Para Mainland, um dos aspectos mais emocionantes da pesquisa é a possibilidade de descobrir "odores primários". Assim como o vermelho, verde e azul podem ser combinados para criar qualquer matiz, ele espera que um conjunto finito de odores combinados nas proporções corretas possa criar qualquer aroma, permitindo-nos efetivamente recriar um cheiro como uma impressora recria uma imagem.
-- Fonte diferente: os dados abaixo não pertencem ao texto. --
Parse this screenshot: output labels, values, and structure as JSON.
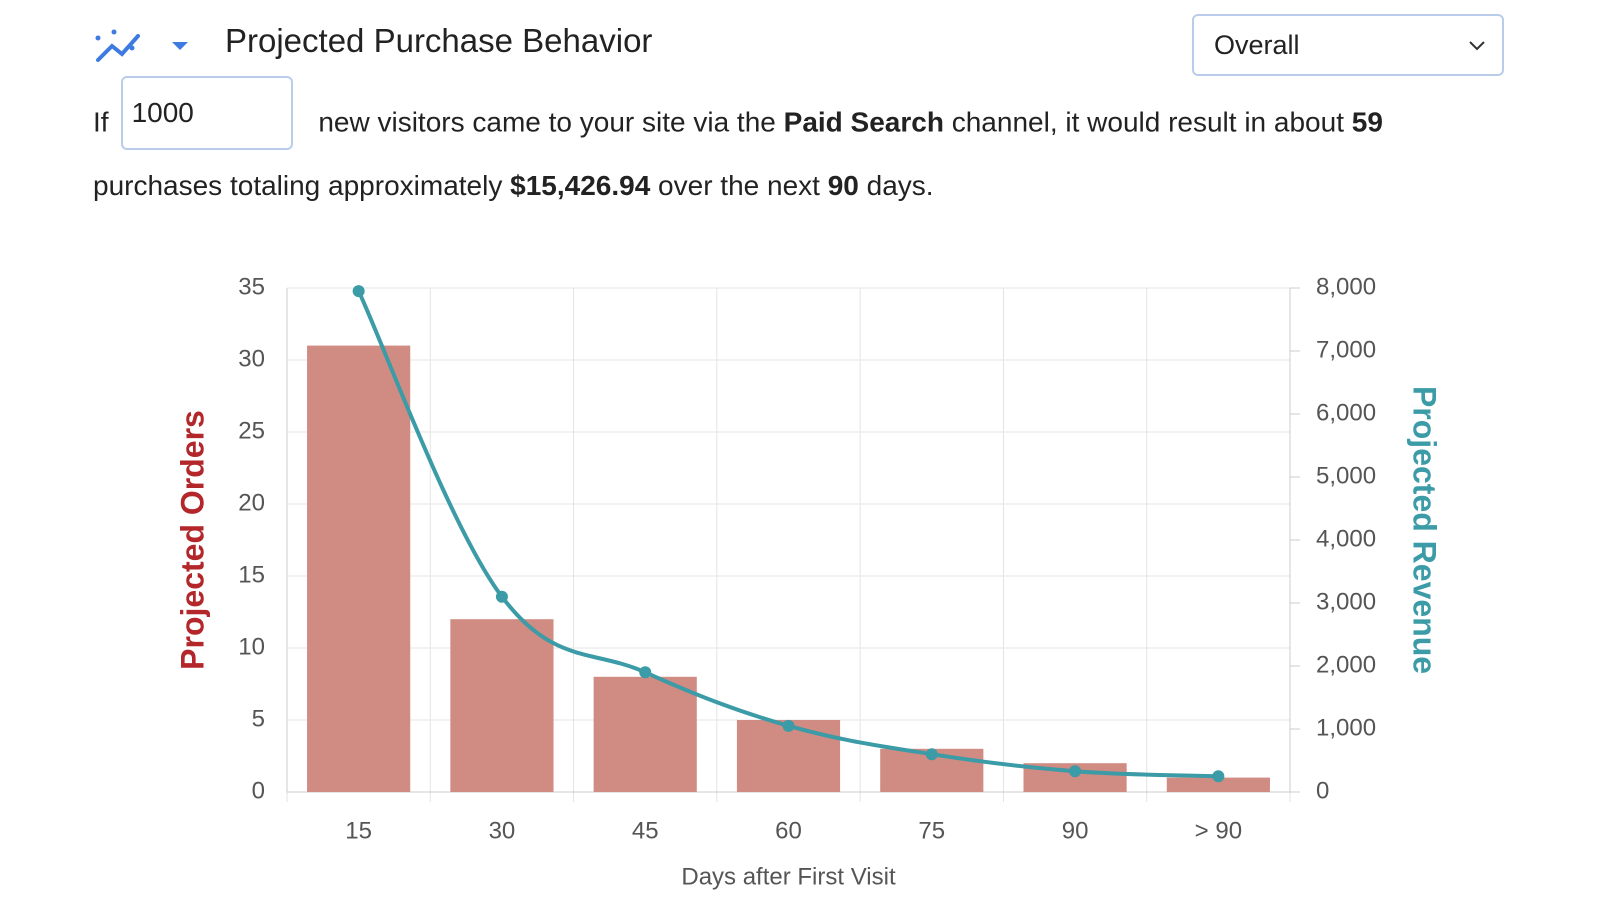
{
  "header": {
    "title": "Projected Purchase Behavior",
    "segment_select": "Overall"
  },
  "sentence": {
    "prefix": "If",
    "visitors_input": "1000",
    "part1": "new visitors came to your site via the",
    "channel": "Paid Search",
    "part2": "channel, it would result in about",
    "purchases": "59",
    "part3": "purchases totaling approximately",
    "total": "$15,426.94",
    "part4": "over the next",
    "days": "90",
    "part5": "days."
  },
  "chart_data": {
    "type": "bar",
    "categories": [
      "15",
      "30",
      "45",
      "60",
      "75",
      "90",
      "> 90"
    ],
    "xlabel": "Days after First Visit",
    "ylabel": "Projected Orders",
    "ylabel_color": "#b3262a",
    "y2label": "Projected Revenue",
    "y2label_color": "#3b9ba6",
    "ylim": [
      0,
      35
    ],
    "yticks": [
      0,
      5,
      10,
      15,
      20,
      25,
      30,
      35
    ],
    "y2lim": [
      0,
      8000
    ],
    "y2ticks": [
      0,
      {
        "value": 1000,
        "label": "1,000"
      },
      {
        "value": 2000,
        "label": "2,000"
      },
      {
        "value": 3000,
        "label": "3,000"
      },
      {
        "value": 4000,
        "label": "4,000"
      },
      {
        "value": 5000,
        "label": "5,000"
      },
      {
        "value": 6000,
        "label": "6,000"
      },
      {
        "value": 7000,
        "label": "7,000"
      },
      {
        "value": 8000,
        "label": "8,000"
      }
    ],
    "grid": true,
    "series": [
      {
        "name": "Projected Orders",
        "type": "bar",
        "color": "#d08b82",
        "values": [
          31,
          12,
          8,
          5,
          3,
          2,
          1
        ]
      },
      {
        "name": "Projected Revenue",
        "type": "line",
        "axis": "y2",
        "color": "#3b9ba6",
        "values": [
          7950,
          3100,
          1900,
          1050,
          600,
          330,
          250
        ]
      }
    ]
  }
}
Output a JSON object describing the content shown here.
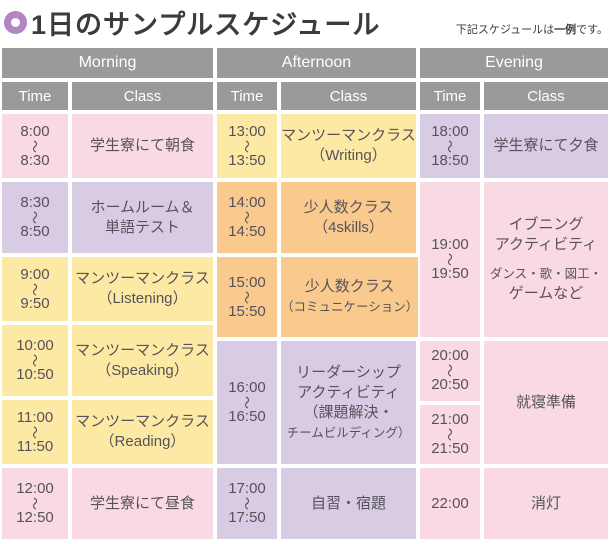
{
  "title": {
    "text": "1日のサンプルスケジュール"
  },
  "note": {
    "prefix": "下記スケジュールは",
    "emphasis": "一例",
    "suffix": "です。"
  },
  "symbols": {
    "tilde": "〜"
  },
  "colors": {
    "pink": "#f9dae4",
    "purple": "#d8cce4",
    "yellow": "#fce9a4",
    "orange": "#f9c98e",
    "header_gray": "#9a999b",
    "bullet_purple": "#b286c4",
    "text_dark": "#3c3a3d",
    "cell_text": "#57525a"
  },
  "columns": [
    {
      "header": "Morning",
      "time_label": "Time",
      "class_label": "Class",
      "rows": [
        {
          "start": "8:00",
          "end": "8:30",
          "lines": [
            "学生寮にて朝食"
          ]
        },
        {
          "start": "8:30",
          "end": "8:50",
          "lines": [
            "ホームルーム＆",
            "単語テスト"
          ]
        },
        {
          "start": "9:00",
          "end": "9:50",
          "lines": [
            "マンツーマンクラス",
            "（Listening）"
          ]
        },
        {
          "start": "10:00",
          "end": "10:50",
          "lines": [
            "マンツーマンクラス",
            "（Speaking）"
          ]
        },
        {
          "start": "11:00",
          "end": "11:50",
          "lines": [
            "マンツーマンクラス",
            "（Reading）"
          ]
        },
        {
          "start": "12:00",
          "end": "12:50",
          "lines": [
            "学生寮にて昼食"
          ]
        }
      ]
    },
    {
      "header": "Afternoon",
      "time_label": "Time",
      "class_label": "Class",
      "rows": [
        {
          "start": "13:00",
          "end": "13:50",
          "lines": [
            "マンツーマンクラス",
            "（Writing）"
          ]
        },
        {
          "start": "14:00",
          "end": "14:50",
          "lines": [
            "少人数クラス",
            "（4skills）"
          ]
        },
        {
          "start": "15:00",
          "end": "15:50",
          "lines": [
            "少人数クラス",
            "（コミュニケーション）"
          ]
        },
        {
          "start": "16:00",
          "end": "16:50",
          "lines": [
            "リーダーシップ",
            "アクティビティ",
            "（課題解決・",
            "チームビルディング）"
          ]
        },
        {
          "start": "17:00",
          "end": "17:50",
          "lines": [
            "自習・宿題"
          ]
        }
      ]
    },
    {
      "header": "Evening",
      "time_label": "Time",
      "class_label": "Class",
      "rows": [
        {
          "start": "18:00",
          "end": "18:50",
          "lines": [
            "学生寮にて夕食"
          ]
        },
        {
          "start": "19:00",
          "end": "19:50",
          "lines": [
            "イブニング",
            "アクティビティ",
            "ダンス・歌・図工・",
            "ゲームなど"
          ]
        },
        {
          "time_slots": [
            {
              "start": "20:00",
              "end": "20:50"
            },
            {
              "start": "21:00",
              "end": "21:50"
            }
          ],
          "lines": [
            "就寝準備"
          ]
        },
        {
          "start": "22:00",
          "lines": [
            "消灯"
          ]
        }
      ]
    }
  ]
}
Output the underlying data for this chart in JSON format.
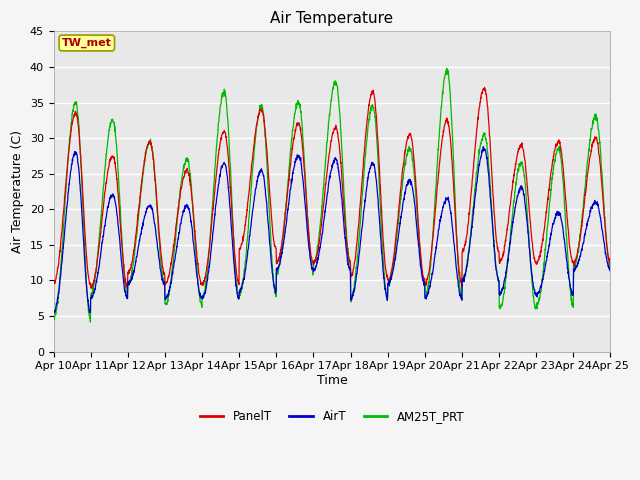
{
  "title": "Air Temperature",
  "xlabel": "Time",
  "ylabel": "Air Temperature (C)",
  "ylim": [
    0,
    45
  ],
  "yticks": [
    0,
    5,
    10,
    15,
    20,
    25,
    30,
    35,
    40,
    45
  ],
  "fig_bg_color": "#f5f5f5",
  "plot_bg_color": "#e8e8e8",
  "grid_color": "#ffffff",
  "annotation_text": "TW_met",
  "annotation_color": "#aa0000",
  "annotation_bg": "#ffff99",
  "annotation_border": "#999900",
  "legend_labels": [
    "PanelT",
    "AirT",
    "AM25T_PRT"
  ],
  "legend_colors": [
    "#dd0000",
    "#0000cc",
    "#00bb00"
  ],
  "n_days": 15,
  "points_per_day": 144,
  "panel_t_peaks": [
    33.5,
    27.5,
    29.5,
    25.5,
    31.0,
    34.0,
    32.0,
    31.5,
    36.5,
    30.5,
    32.5,
    37.0,
    29.0,
    29.5,
    30.0
  ],
  "air_t_peaks": [
    28.0,
    22.0,
    20.5,
    20.5,
    26.5,
    25.5,
    27.5,
    27.0,
    26.5,
    24.0,
    21.5,
    28.5,
    23.0,
    19.5,
    21.0
  ],
  "am25_peaks": [
    35.0,
    32.5,
    29.5,
    27.0,
    36.5,
    34.5,
    35.0,
    37.8,
    34.5,
    28.5,
    39.5,
    30.5,
    26.5,
    28.5,
    33.0
  ],
  "panel_t_mins": [
    9.5,
    9.0,
    11.0,
    9.5,
    9.5,
    14.5,
    12.5,
    12.5,
    10.5,
    10.0,
    9.5,
    14.0,
    12.5,
    12.5,
    12.5
  ],
  "air_t_mins": [
    5.5,
    7.5,
    9.5,
    7.5,
    7.5,
    8.5,
    11.5,
    11.5,
    7.5,
    9.5,
    7.5,
    10.0,
    8.0,
    8.0,
    11.5
  ],
  "am25_mins": [
    4.5,
    8.0,
    9.5,
    6.5,
    7.5,
    8.0,
    11.0,
    12.5,
    7.5,
    9.5,
    7.5,
    10.0,
    6.0,
    6.5,
    12.0
  ],
  "tick_labels": [
    "Apr 10",
    "Apr 11",
    "Apr 12",
    "Apr 13",
    "Apr 14",
    "Apr 15",
    "Apr 16",
    "Apr 17",
    "Apr 18",
    "Apr 19",
    "Apr 20",
    "Apr 21",
    "Apr 22",
    "Apr 23",
    "Apr 24",
    "Apr 25"
  ],
  "title_fontsize": 11,
  "axis_fontsize": 9,
  "tick_fontsize": 8
}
Não só a descoberta de odores primários significaria que poderíamos facilmente recriar qualquer aroma que nossos narizes são capazes de cheirar, eles poderiam até mesmo dar nova vida a novidades como o formato de cinema dos anos 1950 Smell-O-Vision. "É muito emocionante", diz Laudamiel. "Não sabemos necessariamente que eles existem, mas é muito legal se existirem."
Antes que qualquer uma dessas possibilidades se torne realidade, no entanto, os pesquisadores precisarão mapear odores não apenas para compostos individuais, mas combinações elaboradas que refletem a complexidade dos odores cotidianos. "Pense em um cheiro que cheire a apenas uma coisa", aponta Laudamiel. "As pessoas dizem, 'oh, grama cortada'. OK. Da próxima vez que você for e cheirar grama cortada, seja no chão ou enquanto estiver cortando a grama, eu garanto, vai ser grama. Vai ser cogumelo. Vai ser terroso. Vai ser talvez mofado ou úmido ou com cheiro de maçã."